Начальник Управления по борьбе с организованной преступностью протер глаза и уставился на меня с явным подозрением.

— Что за вермуть ты нам подсунул? — вызверился я на Рябова. — От одного стакана голова кругом пошла.

— Ты пил это вино стаканами? — даже в сгущающихся сумерках видно, как перекосилось лицо у Рябова. — Я же предупреждал. Это не рислинг или траминер. Херес двухсотлетней выдержки. Его наперстками пьют!

— А, любимое вино Фальстафа, — потираю затылок. — У меня от твоего царского напитка, как коты во рту насцали. Слушай, Сережка, кто из нас специалист по древностям, ты или я? Ну забыл, ну и что?

— Нет, — заметил Вершигора, пристально глядя на меня. — Ты не забыл.

— Правильно, — поддержал его Рябов. — Ты такой же, как тот жирный Фальстаф. И здесь решил крутизну доказать. Пусть это вино другие наперстками пьют, а мне стакан нипочем.

— Ты, Рябов, не выступай, а то в морду въеду, — иного ответа от меня никто из присутствующих не ожидал.

— Хорошее вино, — сказал генерал. — Слушай, у тебя маленько не осталось? Как ни старался Вершигора, однако я заметил: он, словно невзначай, сунул одноразовый стаканчик в карман ватника.

— Есть немного, — покачиваю в воздухе серебряной флягой.

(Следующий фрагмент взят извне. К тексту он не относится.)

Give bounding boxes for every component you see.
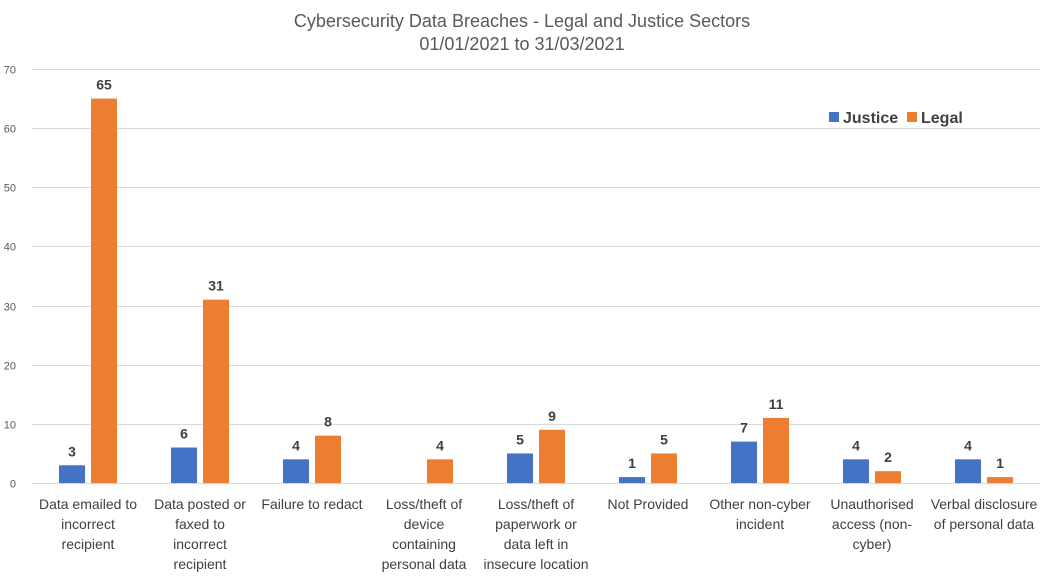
data-label: 1: [628, 455, 636, 471]
y-tick-label: 20: [4, 361, 16, 373]
bar-legal: [91, 98, 117, 484]
data-label: 8: [324, 414, 332, 430]
bar-legal: [203, 299, 229, 483]
data-label: 9: [548, 408, 556, 424]
bar-chart: Cybersecurity Data Breaches - Legal and …: [4, 11, 1040, 572]
y-tick-label: 10: [4, 420, 16, 432]
bar-justice: [843, 459, 869, 483]
x-tick-label: Verbal disclosure of personal data: [931, 496, 1038, 532]
x-tick-label: Failure to redact: [261, 496, 362, 512]
bar-legal: [651, 453, 677, 483]
bar-legal: [875, 471, 901, 483]
x-tick-label: Unauthorised access (non-cyber): [830, 496, 913, 552]
bar-justice: [731, 441, 757, 483]
y-tick-label: 50: [4, 183, 16, 195]
bar-justice: [171, 447, 197, 483]
x-tick-label: Loss/theft of device containing personal da…: [382, 496, 467, 572]
data-label: 4: [436, 437, 444, 453]
bar-legal: [763, 417, 789, 483]
data-label: 11: [769, 396, 784, 412]
bar-legal: [987, 477, 1013, 483]
data-label: 5: [660, 431, 668, 447]
bar-justice: [955, 459, 981, 483]
y-tick-label: 0: [10, 479, 16, 491]
data-label: 4: [964, 437, 972, 453]
y-tick-label: 30: [4, 302, 16, 314]
legend: Justice Legal: [829, 110, 963, 127]
bars: [59, 98, 1013, 484]
legend-label-legal: Legal: [921, 110, 963, 127]
legend-swatch-legal: [907, 112, 917, 122]
data-label: 3: [68, 443, 76, 459]
y-axis: 0 10 20 30 40 50 60 70: [4, 65, 16, 491]
legend-label-justice: Justice: [843, 110, 898, 127]
y-tick-label: 40: [4, 242, 16, 254]
data-label: 4: [852, 437, 860, 453]
y-tick-label: 70: [4, 65, 16, 77]
bar-legal: [539, 429, 565, 483]
bar-justice: [59, 465, 85, 483]
chart-title: Cybersecurity Data Breaches - Legal and …: [294, 11, 750, 31]
x-axis: Data emailed to incorrect recipient Data po…: [39, 496, 1038, 572]
data-label: 31: [208, 278, 224, 294]
data-label: 2: [884, 449, 892, 465]
bar-justice: [507, 453, 533, 483]
data-label: 7: [740, 420, 748, 436]
data-label: 1: [996, 455, 1004, 471]
data-label: 65: [96, 77, 112, 93]
x-tick-label: Data emailed to incorrect recipient: [39, 496, 137, 552]
x-tick-label: Data posted or faxed to incorrect recipient: [154, 496, 246, 572]
data-label: 4: [292, 437, 300, 453]
x-tick-label: Not Provided: [608, 496, 689, 512]
legend-swatch-justice: [829, 112, 839, 122]
bar-justice: [619, 477, 645, 483]
bar-justice: [283, 459, 309, 483]
gridlines: [32, 69, 1040, 484]
chart-subtitle: 01/01/2021 to 31/03/2021: [419, 34, 624, 54]
y-tick-label: 60: [4, 124, 16, 136]
data-label: 6: [180, 426, 188, 442]
x-tick-label: Other non-cyber incident: [709, 496, 810, 532]
bar-legal: [427, 459, 453, 483]
bar-legal: [315, 435, 341, 483]
x-tick-label: Loss/theft of paperwork or data left in ins…: [483, 496, 588, 572]
data-label: 5: [516, 431, 524, 447]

— Ну так не жилься, отлей, — потребовал генерал, вытряхивая из пластмассового термоса остатки чайной заварки.

— Ну да, такое вино портить, — возмутился Рябов. — Вкус опоганишь своей пластмаской.

— Правильно, — поддерживаю коммерческого директора. — Бери вместе с флягой. Только не зажиль ее, она дорогая. Да и повод будет к тебе зайти.

Вершигора снова пристально посмотрел в мою сторону, однако я протягивал ему посуду с видом абсолютного безразличия. Больше того, сумерки сгустились настолько, что вполне можно было даже язык высунуть, и генерал вряд ли такую реакцию заметил.

Точно так поступил бы на моем месте новоявленный директор фирмы «Виртус». Однако я не Костя, глупостей делать не собираюсь. Тем более, что генеральскую реакцию предвидел. Еще бы, столько лет друг друга знаем. И стаканчик, и фляга с остатками вина, которое мы пили, лежат в моем рюкзаке. Генерал даже не подозревает, какие изумительные копии умеют делать мастера-беженцы по индивидуальным заказам. Настолько индивидуальным, что о них не знает сам доктор искусствоведения Дюк. Следовательно, по-настоящему генерал мог бы насторожиться только в одном случае. Если бы я не потребовал вернуть посуду. Пусть этот новодел мне ни к чему, но иного поведения от человека, помешанного на старинных вещах, Вершигора не ждет.